I rail about foreign immigration swamping our nation, but internal immigration is swamping our fair Dixie. We Southerners—especially in my hometown of Aiken, where the Savannah River Site has been bringing Yankees down here since the 1950s—understand the phenomenon of “transplants” well. Uppity Yankees flee their frosty, crime-riddled, over-taxed Blue States for our beautiful weather, beautiful women, good food, and low taxes, then proceed to tell us how we’re running our paradise all wrong.
What started out as a few annoying snowbirds coming down South to sun themselves in their twilight years has morphed into a full-scale invasion (as if once wasn’t enough—thanks a lot, Sherman). They’ve wasted no time in wrecking the place.
I’ve heard the same thing is happening to Idaho, but with Californians.

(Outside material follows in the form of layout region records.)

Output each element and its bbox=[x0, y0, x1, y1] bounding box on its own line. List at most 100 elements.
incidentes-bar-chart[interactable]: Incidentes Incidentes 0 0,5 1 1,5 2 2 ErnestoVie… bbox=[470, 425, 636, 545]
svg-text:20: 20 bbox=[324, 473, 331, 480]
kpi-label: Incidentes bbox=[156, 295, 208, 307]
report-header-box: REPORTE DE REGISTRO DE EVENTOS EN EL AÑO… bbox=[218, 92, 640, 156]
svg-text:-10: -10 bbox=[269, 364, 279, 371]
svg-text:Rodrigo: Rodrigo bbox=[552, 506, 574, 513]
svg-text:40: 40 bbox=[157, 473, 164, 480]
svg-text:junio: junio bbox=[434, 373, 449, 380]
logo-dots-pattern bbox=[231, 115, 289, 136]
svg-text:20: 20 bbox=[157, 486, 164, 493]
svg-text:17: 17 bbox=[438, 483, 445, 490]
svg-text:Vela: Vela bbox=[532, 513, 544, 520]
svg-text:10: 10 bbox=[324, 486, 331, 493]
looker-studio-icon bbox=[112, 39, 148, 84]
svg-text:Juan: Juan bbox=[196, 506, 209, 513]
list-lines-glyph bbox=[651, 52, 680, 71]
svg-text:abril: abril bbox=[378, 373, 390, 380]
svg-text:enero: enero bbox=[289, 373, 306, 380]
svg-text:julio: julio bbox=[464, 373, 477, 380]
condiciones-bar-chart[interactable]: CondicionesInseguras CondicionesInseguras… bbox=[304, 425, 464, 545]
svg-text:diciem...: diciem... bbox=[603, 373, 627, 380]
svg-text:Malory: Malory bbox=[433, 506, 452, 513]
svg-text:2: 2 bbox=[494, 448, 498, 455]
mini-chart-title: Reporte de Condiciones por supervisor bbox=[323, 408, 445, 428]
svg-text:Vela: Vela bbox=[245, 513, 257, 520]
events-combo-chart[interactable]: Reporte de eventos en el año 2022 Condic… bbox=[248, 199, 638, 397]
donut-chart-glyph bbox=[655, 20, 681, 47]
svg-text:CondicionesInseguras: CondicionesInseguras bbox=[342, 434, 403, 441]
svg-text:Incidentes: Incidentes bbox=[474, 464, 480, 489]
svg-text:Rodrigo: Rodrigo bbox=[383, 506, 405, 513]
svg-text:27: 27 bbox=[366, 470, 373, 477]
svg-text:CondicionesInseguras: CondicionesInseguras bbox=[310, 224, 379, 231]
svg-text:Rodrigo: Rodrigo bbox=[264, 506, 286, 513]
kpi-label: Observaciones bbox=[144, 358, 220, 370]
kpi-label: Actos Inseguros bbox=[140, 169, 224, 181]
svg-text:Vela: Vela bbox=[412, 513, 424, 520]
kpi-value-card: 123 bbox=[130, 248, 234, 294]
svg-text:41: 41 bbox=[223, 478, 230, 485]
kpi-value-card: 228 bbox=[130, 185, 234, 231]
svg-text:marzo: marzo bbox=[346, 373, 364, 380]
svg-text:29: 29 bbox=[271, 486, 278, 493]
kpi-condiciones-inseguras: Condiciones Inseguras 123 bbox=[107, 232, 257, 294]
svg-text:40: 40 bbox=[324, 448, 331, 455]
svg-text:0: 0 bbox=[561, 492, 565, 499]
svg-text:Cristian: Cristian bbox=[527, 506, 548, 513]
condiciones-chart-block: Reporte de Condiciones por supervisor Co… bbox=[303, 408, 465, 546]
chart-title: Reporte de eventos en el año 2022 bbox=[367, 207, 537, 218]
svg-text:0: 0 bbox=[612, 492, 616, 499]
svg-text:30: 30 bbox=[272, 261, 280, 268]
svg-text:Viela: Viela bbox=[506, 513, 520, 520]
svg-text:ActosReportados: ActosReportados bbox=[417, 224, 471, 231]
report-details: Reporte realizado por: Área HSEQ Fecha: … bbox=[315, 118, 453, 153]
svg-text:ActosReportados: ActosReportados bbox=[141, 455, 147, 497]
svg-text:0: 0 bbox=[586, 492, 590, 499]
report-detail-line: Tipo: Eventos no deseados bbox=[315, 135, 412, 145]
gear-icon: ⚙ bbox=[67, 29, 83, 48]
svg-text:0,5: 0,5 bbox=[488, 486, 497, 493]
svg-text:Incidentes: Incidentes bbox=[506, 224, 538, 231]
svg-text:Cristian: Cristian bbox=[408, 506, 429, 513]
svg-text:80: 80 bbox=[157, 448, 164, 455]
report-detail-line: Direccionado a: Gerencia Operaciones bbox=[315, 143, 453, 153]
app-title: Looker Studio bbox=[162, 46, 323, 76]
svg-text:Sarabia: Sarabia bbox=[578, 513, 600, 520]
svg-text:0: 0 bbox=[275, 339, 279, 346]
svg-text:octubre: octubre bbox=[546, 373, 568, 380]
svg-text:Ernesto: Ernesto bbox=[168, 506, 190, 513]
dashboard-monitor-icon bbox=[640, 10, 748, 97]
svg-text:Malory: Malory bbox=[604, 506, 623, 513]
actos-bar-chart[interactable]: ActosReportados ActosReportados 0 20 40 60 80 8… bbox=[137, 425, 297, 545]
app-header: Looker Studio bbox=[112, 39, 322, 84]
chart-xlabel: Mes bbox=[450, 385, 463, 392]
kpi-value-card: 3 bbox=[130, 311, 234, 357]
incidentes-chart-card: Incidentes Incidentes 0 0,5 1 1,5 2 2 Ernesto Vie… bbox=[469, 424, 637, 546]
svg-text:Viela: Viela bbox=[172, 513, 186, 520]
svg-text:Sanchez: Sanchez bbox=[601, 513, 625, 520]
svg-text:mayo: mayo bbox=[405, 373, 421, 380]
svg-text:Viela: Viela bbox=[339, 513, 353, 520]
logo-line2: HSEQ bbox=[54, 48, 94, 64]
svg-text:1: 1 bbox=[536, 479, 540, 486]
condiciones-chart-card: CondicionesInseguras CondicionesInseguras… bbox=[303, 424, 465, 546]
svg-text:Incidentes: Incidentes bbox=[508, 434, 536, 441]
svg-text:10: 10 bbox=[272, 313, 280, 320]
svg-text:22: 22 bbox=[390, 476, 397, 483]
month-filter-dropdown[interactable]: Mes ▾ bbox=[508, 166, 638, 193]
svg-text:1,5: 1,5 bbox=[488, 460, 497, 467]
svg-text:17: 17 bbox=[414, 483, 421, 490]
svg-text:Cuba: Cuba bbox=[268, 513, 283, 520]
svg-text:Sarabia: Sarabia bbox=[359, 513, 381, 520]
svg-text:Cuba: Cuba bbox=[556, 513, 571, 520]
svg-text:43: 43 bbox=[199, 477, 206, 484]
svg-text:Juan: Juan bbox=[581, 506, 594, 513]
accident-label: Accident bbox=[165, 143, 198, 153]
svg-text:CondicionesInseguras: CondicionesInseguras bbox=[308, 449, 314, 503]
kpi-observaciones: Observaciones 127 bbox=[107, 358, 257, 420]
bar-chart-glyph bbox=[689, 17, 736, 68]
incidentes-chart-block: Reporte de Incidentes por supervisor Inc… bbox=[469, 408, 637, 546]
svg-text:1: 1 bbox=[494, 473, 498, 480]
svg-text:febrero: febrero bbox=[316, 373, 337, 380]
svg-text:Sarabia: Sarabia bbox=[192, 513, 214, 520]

Look, I’m all for some spice in the broth. I love that my little adopted hometown has a legit Chinese family running an amazing Chinese restaurant down the street. I’m actually intrigued to know how a family of Han Chinese ended up in rural South Carolina. They’re great people, as far as I can tell.
But if suddenly 10,000 Han Chinese showed up in Lamar—without any knowledge of English and only a cursory understanding of our customs and culture—I would be extremely uncomfortable. My town would no longer be my town—it would be something else entirely.
I don’t understand why this concept is so difficult for so many people. I can already anticipate the objections. “Well, what about the [insert pitiful immigrant group from the romantic era of immigration here]? They’re fully assimilated now.” Yes—because we clamped down on immigration in 1924 with the Natural Origins Act, then endured the Depression and a global war. That stuff creates a people. All those Italian, Irish, Polish, and other immigrants had nearly forty years to get “baked in” to American society—they had time to melt.
This argument isn’t xenophobic on my part. If we put all of Connecticut into Dillon, South Carolina, Dillon would no longer be what it was—it would be a bunch of godless gentry liberals commuting into “The City” everyday.
Our mobility might have made us stronger economically, but it’s ruining our family ties—the bedrock of culture. I’m fortunate to live only two hours from my family, and that’s about as far away as I care to be. That was Tucker Carlson’s objection to Ben Shapiro’s vision of America as “the adventure of a lifetime,” in which we’re all shiftless, rootless economic units pursuing the highest bidder for what talents and skills we can muster. As Carlson put it (to paraphrase): try saying “move to North Dakota and work in the oil fields” to the guy who is leaving behind the land where his grandparents are buried.
I know we have to do what we have to do to make ends meet. I just don’t have to like it.